Souten no Ken review

Apr 03, 2021
If you just finished Hokuto no Ken and crave more then Souten no Ken is a great supplier. The action, martial arts, and manliness is still there but in a modern gangster Chinese setting.

Story wise, its similar to HnK with Kenshiro having to fight the other branches of Hokuto Shinken (who are mafia leaders) to help his friends (who just so happened to be in the mafia) or because of destiny. There's also a connecting sort of arc that introduces the Nazis and Nanto Seiken, but its just there to introduce characters for the next half. The second half focuses more on the origins of Hokuto Shinken and it's traditions which is a double edged sword. It adds interesting concepts and ideas, but sometimes it feels like Tetsuo Hara forgot his own lore. The end suffers due to Hara rushing and the magazine it was publishing in going under, so it just ends. There were a lot of character relationships and events that were implied, like how Shura is implied to be China or Kasumi might be Kenshiro's real father and Zong Wu is Raoh's, but were never actually clarified due to that end. There's also a noticeable increase in the comedy, as with most of Hara's independent works and with Kasumi's different personality, but it's handled naturally that it doesn't seem jarring and break the mood.

The characters are often compared to the original Hnk cast which can't be avoided with prequels/sequels. Yu-Ling is like Yuria but actually takes action and is a leader, Fei Yan like a combination of Rei and Ein becoming a foster parent and so on and so forth. The antagonists are like in North Star with a one dimensional introduction and slowly revealing a side Ken cries manly tears for. Characters such as Yasaka, Zong-Wu, and Kasumi stand out because they are obvious call backs to North Star characters yet are their own individuals. Kasumi himself may look like Kenshiro but he's far from the silent stoic. He's the heroic delinquent, having a good heart but helping the mafia, joking around with his "humble lit. professor" act but when you got a problem with Hokuto Shinken or Pan Wang tell it to him so he could beat your ass.

The art is what you'd expect from an already detailed art style North Star brought, but Hara has improved himself a lot since the eighties and it shows here. The setting itself in a World War II China brings interesting backgrounds of a Western Influenced Shanghai, Buddhist temples, and the mix of army uniforms and traditional Western and Chinese garbs makes for a unique look.
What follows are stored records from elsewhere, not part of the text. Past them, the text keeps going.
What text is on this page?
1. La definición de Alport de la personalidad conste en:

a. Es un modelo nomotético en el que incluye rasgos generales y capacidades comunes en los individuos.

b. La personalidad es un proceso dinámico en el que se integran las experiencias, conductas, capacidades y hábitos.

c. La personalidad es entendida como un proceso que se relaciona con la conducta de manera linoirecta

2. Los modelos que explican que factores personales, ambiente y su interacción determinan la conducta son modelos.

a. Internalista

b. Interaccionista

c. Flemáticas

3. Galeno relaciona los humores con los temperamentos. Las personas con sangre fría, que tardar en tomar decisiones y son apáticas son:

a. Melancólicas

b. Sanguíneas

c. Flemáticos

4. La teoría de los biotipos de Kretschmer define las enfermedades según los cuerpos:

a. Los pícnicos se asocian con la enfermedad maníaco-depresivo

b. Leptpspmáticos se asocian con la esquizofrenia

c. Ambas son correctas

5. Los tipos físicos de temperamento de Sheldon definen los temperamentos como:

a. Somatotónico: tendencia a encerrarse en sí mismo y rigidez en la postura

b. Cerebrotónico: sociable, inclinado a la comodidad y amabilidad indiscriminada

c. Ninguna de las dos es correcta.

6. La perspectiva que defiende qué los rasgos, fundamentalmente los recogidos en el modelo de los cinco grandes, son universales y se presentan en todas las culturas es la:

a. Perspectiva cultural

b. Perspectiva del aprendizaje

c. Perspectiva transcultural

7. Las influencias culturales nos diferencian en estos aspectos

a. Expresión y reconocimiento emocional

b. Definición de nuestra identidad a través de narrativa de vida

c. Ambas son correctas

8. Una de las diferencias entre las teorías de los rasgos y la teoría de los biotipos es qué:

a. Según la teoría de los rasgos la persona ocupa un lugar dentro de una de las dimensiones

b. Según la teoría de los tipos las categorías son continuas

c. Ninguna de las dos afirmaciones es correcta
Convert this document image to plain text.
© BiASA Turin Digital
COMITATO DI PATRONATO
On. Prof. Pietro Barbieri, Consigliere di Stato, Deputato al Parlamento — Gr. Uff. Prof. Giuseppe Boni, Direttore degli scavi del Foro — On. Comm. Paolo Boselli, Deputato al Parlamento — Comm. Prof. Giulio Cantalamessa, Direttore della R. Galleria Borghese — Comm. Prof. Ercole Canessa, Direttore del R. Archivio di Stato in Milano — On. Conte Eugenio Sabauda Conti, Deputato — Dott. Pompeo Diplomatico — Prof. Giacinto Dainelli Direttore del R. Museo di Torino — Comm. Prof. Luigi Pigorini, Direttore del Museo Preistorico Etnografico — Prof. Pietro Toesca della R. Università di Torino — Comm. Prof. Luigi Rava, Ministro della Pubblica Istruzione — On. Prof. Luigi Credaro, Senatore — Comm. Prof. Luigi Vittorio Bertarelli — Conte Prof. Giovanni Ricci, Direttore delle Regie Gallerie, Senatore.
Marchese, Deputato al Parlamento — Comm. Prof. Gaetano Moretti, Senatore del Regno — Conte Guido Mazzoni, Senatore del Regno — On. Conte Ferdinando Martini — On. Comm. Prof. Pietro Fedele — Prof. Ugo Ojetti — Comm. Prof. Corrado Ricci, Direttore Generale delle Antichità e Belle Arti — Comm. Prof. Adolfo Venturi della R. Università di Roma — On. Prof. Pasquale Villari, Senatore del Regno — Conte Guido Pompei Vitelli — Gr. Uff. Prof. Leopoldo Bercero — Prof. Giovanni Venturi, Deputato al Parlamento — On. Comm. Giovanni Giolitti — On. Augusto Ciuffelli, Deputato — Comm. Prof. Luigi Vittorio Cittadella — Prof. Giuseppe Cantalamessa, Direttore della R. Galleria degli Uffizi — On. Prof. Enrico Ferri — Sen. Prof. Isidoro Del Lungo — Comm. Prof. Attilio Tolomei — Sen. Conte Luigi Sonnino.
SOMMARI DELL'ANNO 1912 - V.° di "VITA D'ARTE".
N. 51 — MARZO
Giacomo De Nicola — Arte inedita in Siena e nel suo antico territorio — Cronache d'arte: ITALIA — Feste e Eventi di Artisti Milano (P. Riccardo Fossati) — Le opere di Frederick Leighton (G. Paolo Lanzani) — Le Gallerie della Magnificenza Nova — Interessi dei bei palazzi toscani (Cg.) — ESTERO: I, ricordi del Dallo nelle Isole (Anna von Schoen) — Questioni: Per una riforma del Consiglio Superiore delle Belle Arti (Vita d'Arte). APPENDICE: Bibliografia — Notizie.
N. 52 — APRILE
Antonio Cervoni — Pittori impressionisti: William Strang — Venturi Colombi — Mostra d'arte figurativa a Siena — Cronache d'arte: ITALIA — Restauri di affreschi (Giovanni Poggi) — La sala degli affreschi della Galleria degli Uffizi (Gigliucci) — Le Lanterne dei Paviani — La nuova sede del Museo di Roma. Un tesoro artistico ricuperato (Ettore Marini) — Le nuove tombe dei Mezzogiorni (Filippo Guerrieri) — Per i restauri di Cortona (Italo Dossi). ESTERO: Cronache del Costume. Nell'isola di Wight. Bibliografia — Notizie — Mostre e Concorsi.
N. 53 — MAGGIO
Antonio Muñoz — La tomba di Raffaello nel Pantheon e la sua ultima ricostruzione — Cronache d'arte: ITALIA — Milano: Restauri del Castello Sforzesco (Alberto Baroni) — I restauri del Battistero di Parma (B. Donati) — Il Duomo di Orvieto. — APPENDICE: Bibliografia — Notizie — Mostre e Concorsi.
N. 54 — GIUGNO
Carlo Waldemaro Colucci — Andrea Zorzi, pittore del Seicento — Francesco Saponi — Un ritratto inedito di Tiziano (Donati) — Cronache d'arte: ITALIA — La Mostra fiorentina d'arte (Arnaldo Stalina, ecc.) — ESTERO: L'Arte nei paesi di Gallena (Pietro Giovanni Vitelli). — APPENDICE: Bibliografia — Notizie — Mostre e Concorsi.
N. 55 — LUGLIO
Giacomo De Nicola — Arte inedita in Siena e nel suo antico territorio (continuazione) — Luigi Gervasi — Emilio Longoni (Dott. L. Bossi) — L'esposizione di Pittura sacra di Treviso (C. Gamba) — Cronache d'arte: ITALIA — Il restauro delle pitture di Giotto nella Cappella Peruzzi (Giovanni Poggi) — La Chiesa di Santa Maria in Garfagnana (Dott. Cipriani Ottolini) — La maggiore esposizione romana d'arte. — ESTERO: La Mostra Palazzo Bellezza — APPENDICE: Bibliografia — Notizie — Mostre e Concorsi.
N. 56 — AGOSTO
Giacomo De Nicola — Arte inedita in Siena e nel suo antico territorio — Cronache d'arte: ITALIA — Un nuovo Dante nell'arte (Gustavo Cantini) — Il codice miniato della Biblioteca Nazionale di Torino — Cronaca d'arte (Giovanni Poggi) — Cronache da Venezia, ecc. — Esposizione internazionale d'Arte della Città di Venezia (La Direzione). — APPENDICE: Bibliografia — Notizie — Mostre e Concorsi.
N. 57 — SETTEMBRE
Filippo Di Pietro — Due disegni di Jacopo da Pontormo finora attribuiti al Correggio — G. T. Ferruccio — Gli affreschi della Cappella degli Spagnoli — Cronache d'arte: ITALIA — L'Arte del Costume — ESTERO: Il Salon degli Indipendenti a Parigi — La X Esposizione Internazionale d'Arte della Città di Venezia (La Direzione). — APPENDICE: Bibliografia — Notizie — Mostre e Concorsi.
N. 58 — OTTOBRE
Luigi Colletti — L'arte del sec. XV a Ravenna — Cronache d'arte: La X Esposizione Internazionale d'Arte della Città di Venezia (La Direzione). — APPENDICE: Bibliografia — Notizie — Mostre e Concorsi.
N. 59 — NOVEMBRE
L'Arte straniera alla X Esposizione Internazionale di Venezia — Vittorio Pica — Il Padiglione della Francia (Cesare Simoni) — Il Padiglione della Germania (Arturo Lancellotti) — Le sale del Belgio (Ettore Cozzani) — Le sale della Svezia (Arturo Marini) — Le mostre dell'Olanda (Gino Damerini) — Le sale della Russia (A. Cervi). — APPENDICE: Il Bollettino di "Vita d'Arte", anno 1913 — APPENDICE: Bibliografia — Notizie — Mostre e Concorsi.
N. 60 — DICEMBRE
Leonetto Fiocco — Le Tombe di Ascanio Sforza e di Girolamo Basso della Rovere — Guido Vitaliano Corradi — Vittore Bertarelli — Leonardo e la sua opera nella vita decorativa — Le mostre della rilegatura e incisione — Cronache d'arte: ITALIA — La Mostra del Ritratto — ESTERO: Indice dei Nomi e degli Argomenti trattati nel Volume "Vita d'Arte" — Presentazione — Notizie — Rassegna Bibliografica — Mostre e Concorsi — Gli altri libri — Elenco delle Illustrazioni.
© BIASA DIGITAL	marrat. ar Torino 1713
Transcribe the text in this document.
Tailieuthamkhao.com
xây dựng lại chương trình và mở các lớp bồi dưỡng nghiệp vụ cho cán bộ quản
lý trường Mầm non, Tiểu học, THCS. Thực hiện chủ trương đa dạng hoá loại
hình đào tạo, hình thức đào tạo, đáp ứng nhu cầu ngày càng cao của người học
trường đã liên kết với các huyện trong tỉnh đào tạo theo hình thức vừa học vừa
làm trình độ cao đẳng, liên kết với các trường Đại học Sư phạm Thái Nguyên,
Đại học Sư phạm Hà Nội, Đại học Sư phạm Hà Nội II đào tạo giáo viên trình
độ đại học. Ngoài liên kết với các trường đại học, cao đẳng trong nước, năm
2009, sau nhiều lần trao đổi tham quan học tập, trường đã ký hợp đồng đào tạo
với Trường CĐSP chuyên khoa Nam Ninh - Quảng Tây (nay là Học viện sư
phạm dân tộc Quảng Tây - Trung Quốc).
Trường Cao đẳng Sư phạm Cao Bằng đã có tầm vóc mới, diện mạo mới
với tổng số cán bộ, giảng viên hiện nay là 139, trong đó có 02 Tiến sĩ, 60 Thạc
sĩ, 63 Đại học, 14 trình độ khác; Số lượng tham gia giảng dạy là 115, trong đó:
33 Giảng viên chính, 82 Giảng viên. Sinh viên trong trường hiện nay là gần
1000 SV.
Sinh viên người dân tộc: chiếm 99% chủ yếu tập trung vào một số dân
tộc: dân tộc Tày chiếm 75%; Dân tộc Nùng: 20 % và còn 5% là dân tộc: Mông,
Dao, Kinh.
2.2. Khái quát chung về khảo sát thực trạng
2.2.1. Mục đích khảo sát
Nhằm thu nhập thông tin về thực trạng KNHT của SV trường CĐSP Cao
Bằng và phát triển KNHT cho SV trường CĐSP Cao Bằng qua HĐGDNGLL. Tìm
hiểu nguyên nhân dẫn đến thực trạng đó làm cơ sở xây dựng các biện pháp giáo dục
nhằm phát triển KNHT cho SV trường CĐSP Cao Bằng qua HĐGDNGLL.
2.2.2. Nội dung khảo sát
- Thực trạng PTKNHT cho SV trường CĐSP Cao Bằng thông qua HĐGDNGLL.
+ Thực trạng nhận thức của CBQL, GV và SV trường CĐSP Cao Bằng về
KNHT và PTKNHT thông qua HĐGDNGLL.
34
The action scenes are superb as usual with the ATATATAs done beautifully.

At times the pacing could be irregular with some parts feeling a bit rushed while others seemed drawn out. It also didn't have that strong an impact or grand feeling as North Star, but I still had fun with it and if your looking for action or to quench the Hokuto thirst, Souten is always here. All that really matters is that good old Fist of the North Star feels and, despite the different setting, it's still the same to the core. Violence, action, death, and manly tears (now in Chinese).